The Reserve Bank of India (RBI) has tightened oversight of India's non-banking finance companies (NBFCs) as more firms teeter on the verge of closure.
The central bank cancelled the licence of 31 companies, 27 of which are from West Bengal, according to a statement.
Over and above the NBFCs that lost their registration because of tighter regulation, the RBI cancelled the registration of 17 NBFCs on their own request. The request was because of the various difficulties that the NBFCs faced.
With four NBFCs have lost their licences, Uttar Pradesh follows West Bengal as the state from where the most number of companies lost their licences.
The RBI has made clear that the companies that lost their registration should not carry on business.
West Bengal tops in the voluntary applications for licence cancellation, the RBI statement said.
There are more than 12,000 registered NBFCs regulated by the RBI in the country. Only a handful of them are deposit-taking NBFCs which are subject to close RBI oversight.
Banking sources say the entire NBFC sector is facing liquidity troubles following default by various infrastructure companies including the troubled infra lender IL&FS.
RBI blames most NBFCs for borrowing short for long-term assets, resulting in potential asset-liability mismatches. They face trouble refinancing their borrowings.

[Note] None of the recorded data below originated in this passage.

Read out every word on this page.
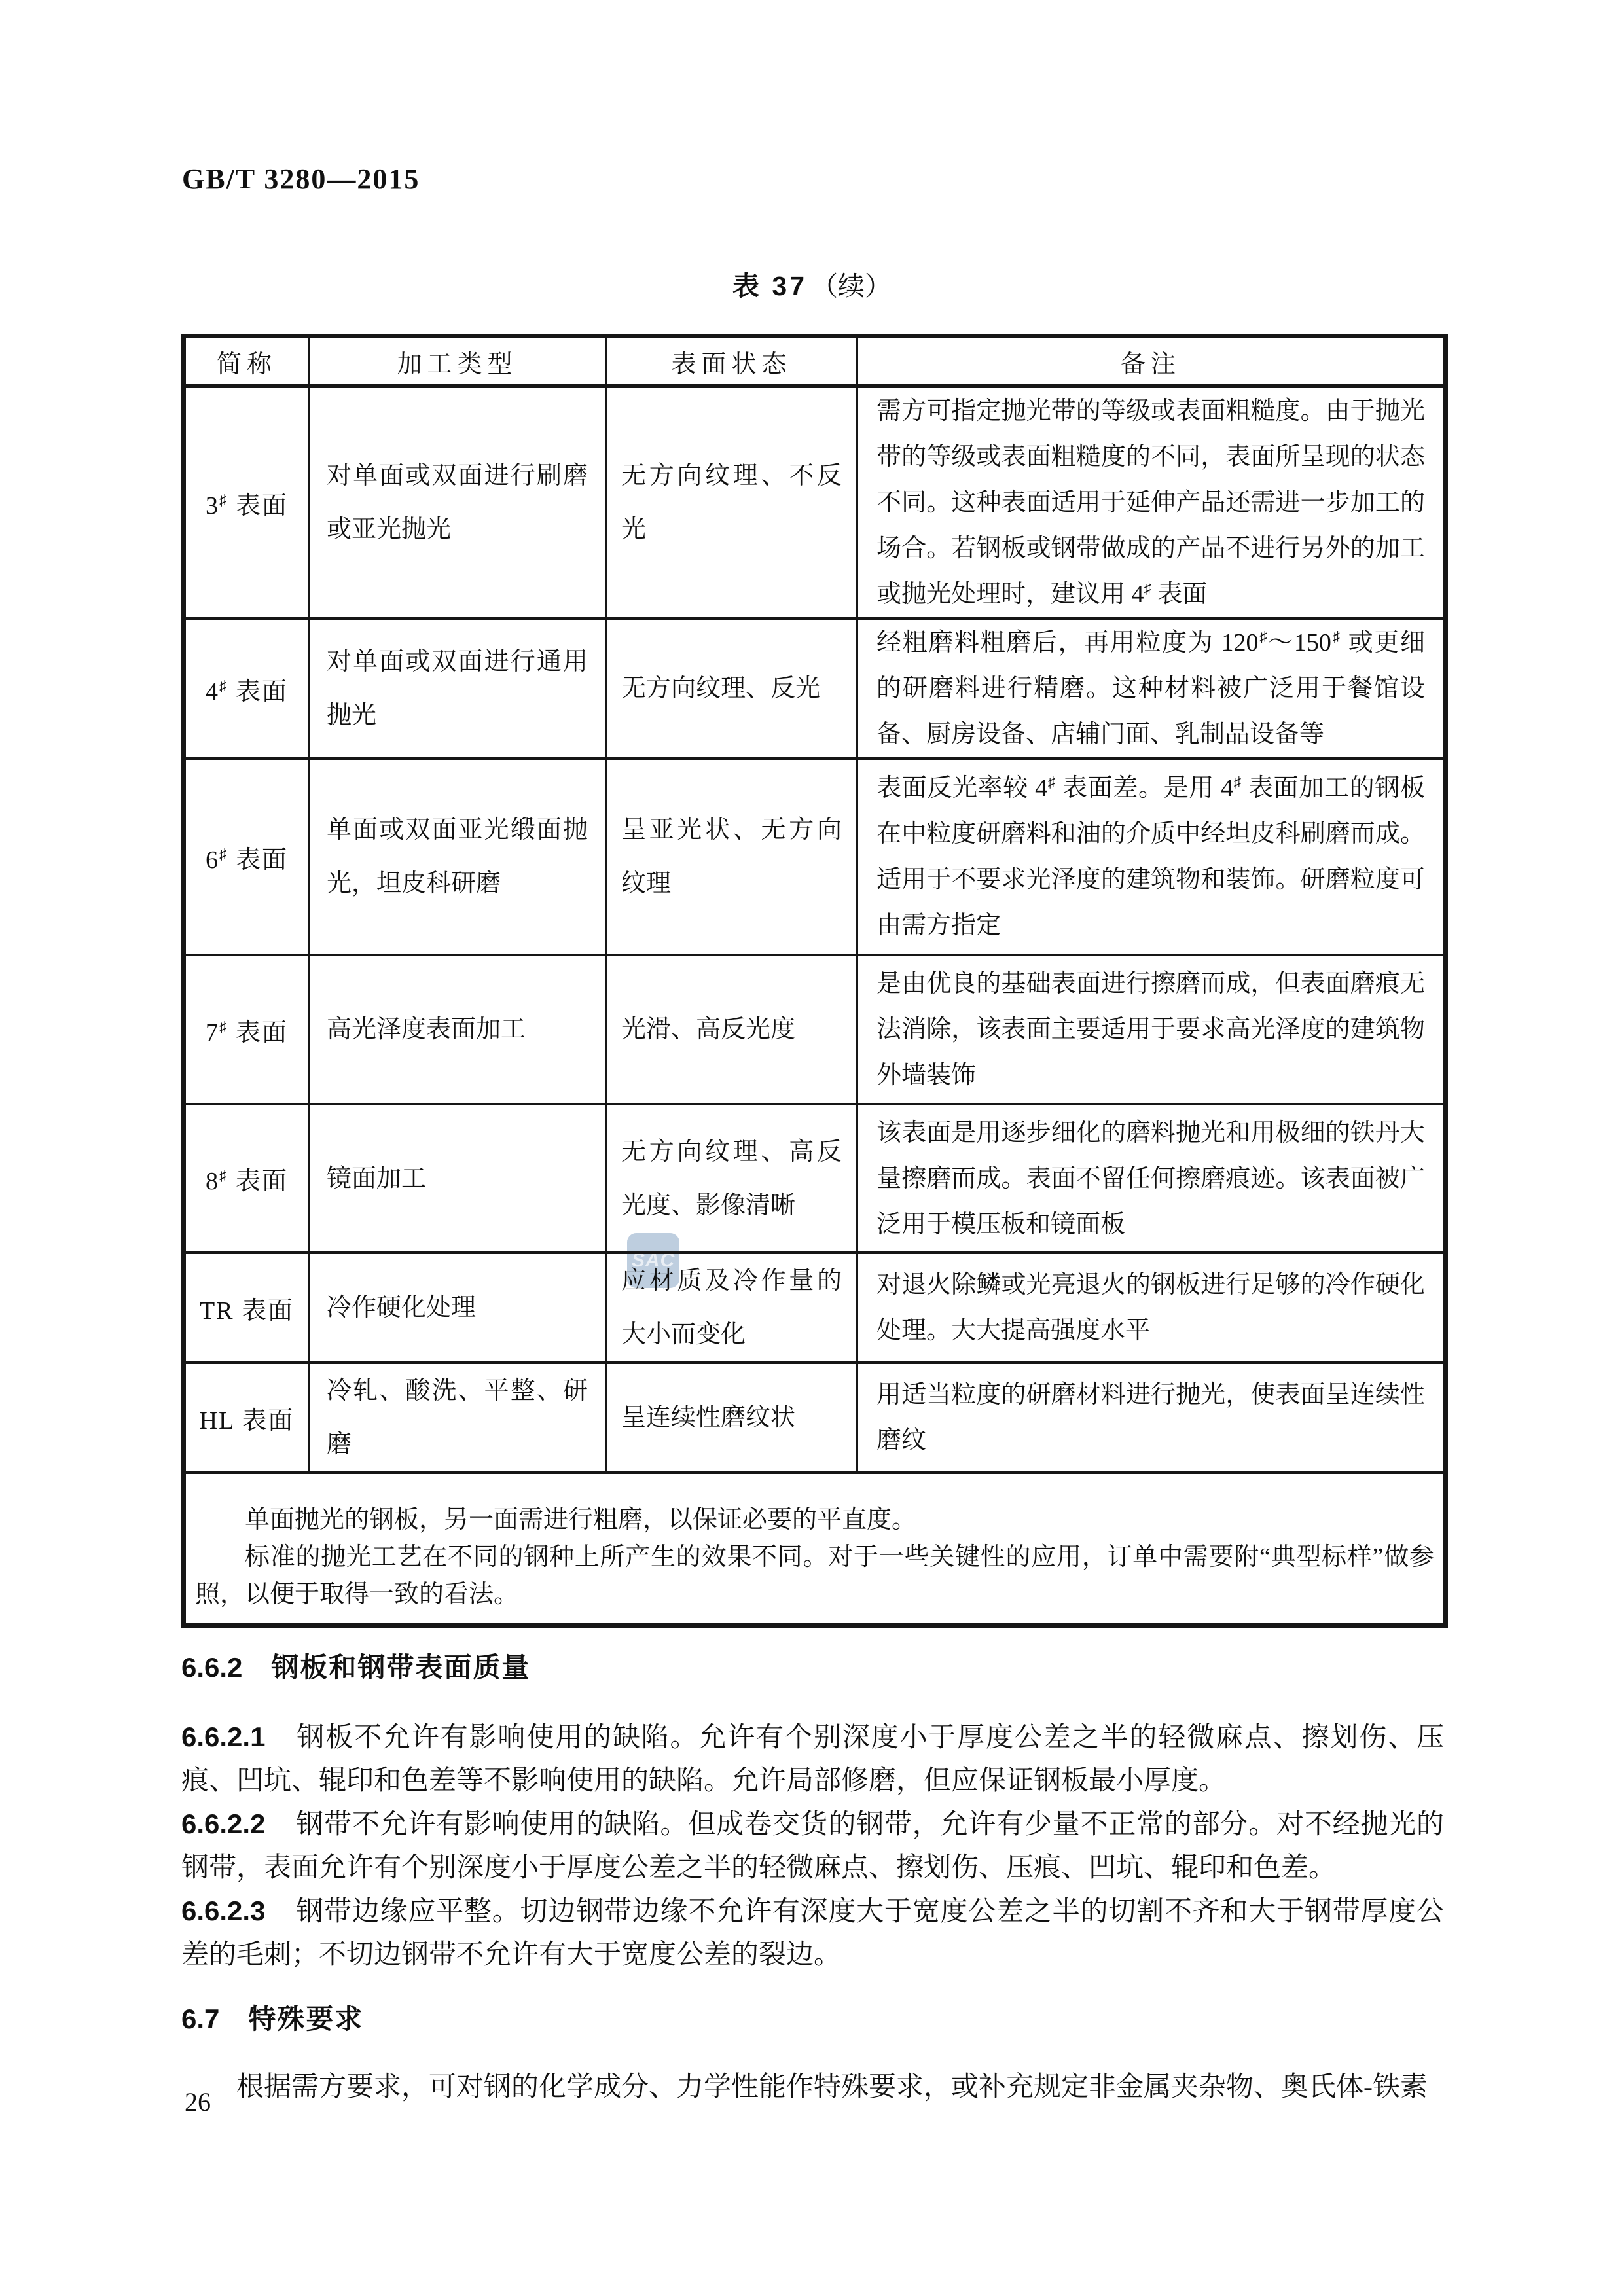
GB/T 3280—2015
表 37 （续）
SAC
简称	加工类型	表面状态	备注
3♯ 表面	对单面或双面进行刷磨或亚光抛光	无方向纹理、不反光	需方可指定抛光带的等级或表面粗糙度。由于抛光带的等级或表面粗糙度的不同，表面所呈现的状态不同。这种表面适用于延伸产品还需进一步加工的场合。若钢板或钢带做成的产品不进行另外的加工或抛光处理时，建议用 4♯ 表面
4♯ 表面	对单面或双面进行通用抛光	无方向纹理、反光	经粗磨料粗磨后，再用粒度为 120♯～150♯ 或更细的研磨料进行精磨。这种材料被广泛用于餐馆设备、厨房设备、店辅门面、乳制品设备等
6♯ 表面	单面或双面亚光缎面抛光，坦皮科研磨	呈亚光状、无方向纹理	表面反光率较 4♯ 表面差。是用 4♯ 表面加工的钢板在中粒度研磨料和油的介质中经坦皮科刷磨而成。适用于不要求光泽度的建筑物和装饰。研磨粒度可由需方指定
7♯ 表面	高光泽度表面加工	光滑、高反光度	是由优良的基础表面进行擦磨而成，但表面磨痕无法消除，该表面主要适用于要求高光泽度的建筑物外墙装饰
8♯ 表面	镜面加工	无方向纹理、高反光度、影像清晰	该表面是用逐步细化的磨料抛光和用极细的铁丹大量擦磨而成。表面不留任何擦磨痕迹。该表面被广泛用于模压板和镜面板
TR 表面	冷作硬化处理	应材质及冷作量的大小而变化	对退火除鳞或光亮退火的钢板进行足够的冷作硬化处理。大大提高强度水平
HL 表面	冷轧、酸洗、平整、研磨	呈连续性磨纹状	用适当粒度的研磨材料进行抛光，使表面呈连续性磨纹

单面抛光的钢板，另一面需进行粗磨，以保证必要的平直度。

标准的抛光工艺在不同的钢种上所产生的效果不同。对于一些关键性的应用，订单中需要附“典型标样”做参照，以便于取得一致的看法。			

6.6.2 钢板和钢带表面质量

6.6.2.1 钢板不允许有影响使用的缺陷。允许有个别深度小于厚度公差之半的轻微麻点、擦划伤、压痕、凹坑、辊印和色差等不影响使用的缺陷。允许局部修磨，但应保证钢板最小厚度。

6.6.2.2 钢带不允许有影响使用的缺陷。但成卷交货的钢带，允许有少量不正常的部分。对不经抛光的钢带，表面允许有个别深度小于厚度公差之半的轻微麻点、擦划伤、压痕、凹坑、辊印和色差。

6.6.2.3 钢带边缘应平整。切边钢带边缘不允许有深度大于宽度公差之半的切割不齐和大于钢带厚度公差的毛刺；不切边钢带不允许有大于宽度公差的裂边。

6.7 特殊要求

根据需方要求，可对钢的化学成分、力学性能作特殊要求，或补充规定非金属夹杂物、奥氏体-铁素

26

RBI has tightened regulatory interference over the NBFC sector and has been cracking down on those with fragile asset quality.
Studies show that in a country like India that is so diverse and weakly served by the formal banking system, NBFCs play an extremely important role in promoting inclusive growth. It has also been pointed out the NBFCs are in the lead in providing innovative and varied financial services to micro, small, and medium enterprises (MSMEs) tailor-made for their business requirements.
RBI has acknowledged the catalytic role that NBFCs play in driving the economy by promoting vital activities like transportation, employment generation, wealth creation, bank credit, especially in rural segments.
NBFCs are seen as financial intermediaries that discharge the tasks of accepting deposits, delivering credit, and playing a critical role in making available the scarce financial resources to help capital formation.
The NBFC sector has grown at an estimated 22 percent annually between 2006 and 2017, easily beating the rate of growth of the formal banking sector. They have also maintained a higher profitability than the banking sector. RBI says NBFCs have supported the infrastructure sector most effectively by lending more to the infrastructure than formal banking sector.